Uma terceira postura entende que a Reforma inglesa foi, em conjunto, uma coisa muito boa, já que – conforme já pontuamos -, deu ao povo inglês um culto em sua própria língua, um Livro de Oração Comum, uma Bíblia para que todo inglês pudesse ter acesso à palavra de Deus, os 39 Artigos de Religião, o fim do celibato obrigatório e a permissão para que todas as pessoas comungassem nas duas espécies do pão e do vinho. E tudo isso, mantendo as três ordens eclesiásticas, a sucessão apostólica e a tradição litúrgica. No entanto, essas pessoas entendem que, em alguns momentos, o movimento foi marcado por uma violência desnecessária. Estes pensadores entendem também que algumas tradições legítimas que foram rejeitadas poderiam ter sido muito bem mantidas na Igreja, sem que com isso, se questionasse ou se colocasse em perigo o caráter reformado do Anglicanismo. Particularmente, me associo a esta posição.
A quarta postura entende que a Reforma Anglicana foi aquilo de mais grandioso que ocorreu na Inglaterra e que encontrou o verdadeiro equilíbrio entre aqueles que vão demasiadamente longe e aqueles que se calam. A Igreja Anglicana encontrou, assim, o que se passou a chamar de “via média”, ou seja, o espaço entre os pecados absurdos de Roma e o fanatismo sectário dos anabatistas. Este foi o pensamento de quase todos os Anglicanos no período que vai de 1633 – ano em que William Laud assumiu como Arcebispo de Cantuária, até 1833 – início do Movimento Tractariano, e continua sendo a postura mais comum entre os evangelicais hoje.
Por fim, em quinto lugar, existem aqueles que dizem que a Reforma foi algo bom, porém que deveria ter ido muito mais adiante do que foi. Esta foi a postura adotada pelos Reformadores continentais, pelos chamados não-conformistas e, para citar um membro da nobreza, pela Rainha Vitória.
Não posso dizer qual dessas posições é a mais adequada. Particularmente – como já disse – me inscrevo entre os que defendem a terceira posição. No entanto, como “ser Anglicano” é, antes de mais nada assumir um “ethos Anglicano de compreensividade e inclusividade”, o que importa é que os postulados da Reforma sejam vistos pelos Anglicanos como elementos intrínsecos que fazem parte de nossa identidade. O quantum pode até ser objeto de debate, mas a realidade Reformada do Anglicanismo é inquestionável.

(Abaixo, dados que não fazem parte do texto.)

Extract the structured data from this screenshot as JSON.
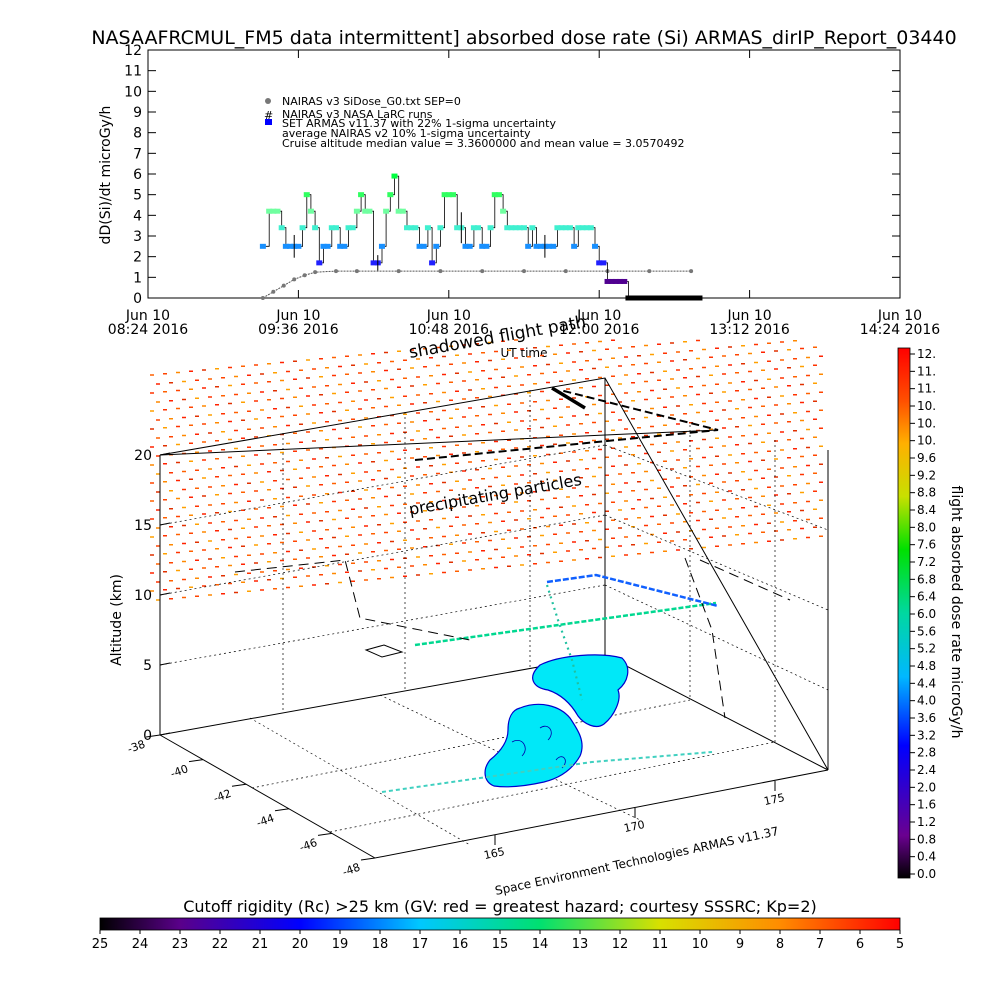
{
  "chart_data": [
    {
      "type": "line",
      "title": "NASAAFRCMUL_FM5 data intermittent] absorbed dose rate (Si) ARMAS_dirIP_Report_03440",
      "ylabel": "dD(Si)/dt microGy/h",
      "xlabel": "UT time",
      "ylim": [
        0,
        12
      ],
      "yticks": [
        "0",
        "1",
        "2",
        "3",
        "4",
        "5",
        "6",
        "7",
        "8",
        "9",
        "10",
        "11",
        "12"
      ],
      "xticks": [
        {
          "line1": "Jun 10",
          "line2": "08:24 2016"
        },
        {
          "line1": "Jun 10",
          "line2": "09:36 2016"
        },
        {
          "line1": "Jun 10",
          "line2": "10:48 2016"
        },
        {
          "line1": "Jun 10",
          "line2": "12:00 2016"
        },
        {
          "line1": "Jun 10",
          "line2": "13:12 2016"
        },
        {
          "line1": "Jun 10",
          "line2": "14:24 2016"
        }
      ],
      "legend": [
        "NAIRAS v3 SiDose_G0.txt SEP=0",
        "NAIRAS v3 NASA LaRC runs",
        "SET ARMAS v11.37 with 22% 1-sigma uncertainty",
        "average NAIRAS v2 10% 1-sigma uncertainty",
        "Cruise altitude median value = 3.3600000 and mean value = 3.0570492"
      ],
      "legend_placement": "top-left",
      "colors": {
        "nairas": "#707070",
        "armas_marker": "#0000ff"
      },
      "series": [
        {
          "name": "SET ARMAS v11.37 with 22% 1-sigma uncertainty",
          "x_minutes_from_0824": [
            55,
            58,
            60,
            62,
            64,
            66,
            68,
            70,
            72,
            74,
            76,
            78,
            80,
            82,
            84,
            86,
            88,
            90,
            92,
            94,
            96,
            98,
            100,
            102,
            104,
            106,
            108,
            110,
            112,
            114,
            116,
            118,
            120,
            122,
            124,
            126,
            128,
            130,
            132,
            134,
            136,
            138,
            140,
            142,
            144,
            146,
            148,
            150,
            152,
            154,
            156,
            158,
            160,
            162,
            164,
            166,
            168,
            170,
            172,
            174,
            176,
            178,
            180,
            182,
            184,
            186,
            188,
            190,
            192,
            194,
            196,
            198,
            200,
            202,
            204,
            206,
            208,
            210,
            212,
            214,
            216,
            218,
            220,
            222,
            224,
            226,
            228,
            230,
            232,
            234,
            236,
            238,
            240,
            242,
            244,
            246,
            248,
            250,
            252,
            254,
            256,
            258,
            260,
            262,
            264
          ],
          "values": [
            2.5,
            4.2,
            4.2,
            4.2,
            3.4,
            2.5,
            2.5,
            2.5,
            2.5,
            3.4,
            5.0,
            4.2,
            3.4,
            1.7,
            2.5,
            2.5,
            3.4,
            3.4,
            2.5,
            2.5,
            3.4,
            3.4,
            4.2,
            5.0,
            4.2,
            4.2,
            1.7,
            1.7,
            2.5,
            4.2,
            5.0,
            5.9,
            4.2,
            4.2,
            3.4,
            3.4,
            3.4,
            2.5,
            2.5,
            3.4,
            1.7,
            2.5,
            3.4,
            5.0,
            5.0,
            5.0,
            3.4,
            3.4,
            2.5,
            2.5,
            3.4,
            3.4,
            2.5,
            2.5,
            3.4,
            5.0,
            5.0,
            4.2,
            3.4,
            3.4,
            3.4,
            3.4,
            3.4,
            2.5,
            3.4,
            2.5,
            2.5,
            2.5,
            2.5,
            2.5,
            3.4,
            3.4,
            3.4,
            3.4,
            2.5,
            3.4,
            3.4,
            3.4,
            3.4,
            2.5,
            1.7,
            1.7,
            0.8,
            0.8,
            0.8,
            0.8,
            0.8,
            0.0,
            0.0,
            0.0,
            0.0,
            0.0,
            0.0,
            0.0,
            0.0,
            0.0,
            0.0,
            0.0,
            0.0,
            0.0,
            0.0,
            0.0,
            0.0,
            0.0,
            0.0
          ]
        },
        {
          "name": "NAIRAS v3 SiDose_G0.txt SEP=0",
          "x_minutes_from_0824": [
            55,
            60,
            65,
            70,
            75,
            80,
            90,
            100,
            120,
            140,
            160,
            180,
            200,
            220,
            240,
            260
          ],
          "values": [
            0.0,
            0.3,
            0.6,
            0.9,
            1.1,
            1.25,
            1.3,
            1.3,
            1.3,
            1.3,
            1.3,
            1.3,
            1.3,
            1.3,
            1.3,
            1.3
          ]
        }
      ]
    },
    {
      "type": "scatter",
      "subtype": "3d-trajectory",
      "zlabel": "Altitude (km)",
      "ztick_values": [
        "0",
        "5",
        "10",
        "15",
        "20"
      ],
      "ytick_values": [
        "-38",
        "-40",
        "-42",
        "-44",
        "-46",
        "-48"
      ],
      "xtick_values": [
        "165",
        "170",
        "175"
      ],
      "annotations": [
        "shadowed flight path",
        "precipitating particles",
        "Space Environment Technologies ARMAS v11.37"
      ],
      "colorbar_label": "flight absorbed dose rate microGy/h",
      "colorbar_ticks": [
        "12.",
        "11.",
        "11.",
        "10.",
        "10.",
        "10.",
        "9.6",
        "9.2",
        "8.8",
        "8.4",
        "8.0",
        "7.6",
        "7.2",
        "6.8",
        "6.4",
        "6.0",
        "5.6",
        "5.2",
        "4.8",
        "4.4",
        "4.0",
        "3.6",
        "3.2",
        "2.8",
        "2.4",
        "2.0",
        "1.6",
        "1.2",
        "0.8",
        "0.4",
        "0.0"
      ]
    },
    {
      "type": "heatmap",
      "subtype": "colorbar",
      "title": "Cutoff rigidity (Rc) >25 km (GV: red = greatest hazard; courtesy SSSRC; Kp=2)",
      "ticks": [
        "25",
        "24",
        "23",
        "22",
        "21",
        "20",
        "19",
        "18",
        "17",
        "16",
        "15",
        "14",
        "13",
        "12",
        "11",
        "10",
        "9",
        "8",
        "7",
        "6",
        "5"
      ]
    }
  ]
}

Do que expomos acima, o resumo é que, a Igreja Anglicana é, sim, uma Igreja Reformada, no entanto sem pretender romper com todo o lastro histórico que a liga ao passado e à tradição Cristã Celta primitiva presente nas ilhas Britânicas, bem assim, com toda a riqueza que nos foi legada pela Igreja Medieval. Assim, muito embora sejamos Reformados, também mantemos a tradição Católica. Por isso se diz que “os Anglicanos são Católicos frente a toda verdade de Deus e Reformada diante de todo erro humano”. Que o espírito da Reforma do século XVI esteja sempre presente em nossas instituições nos fazendo ver o que, hoje, precisa ser reformado.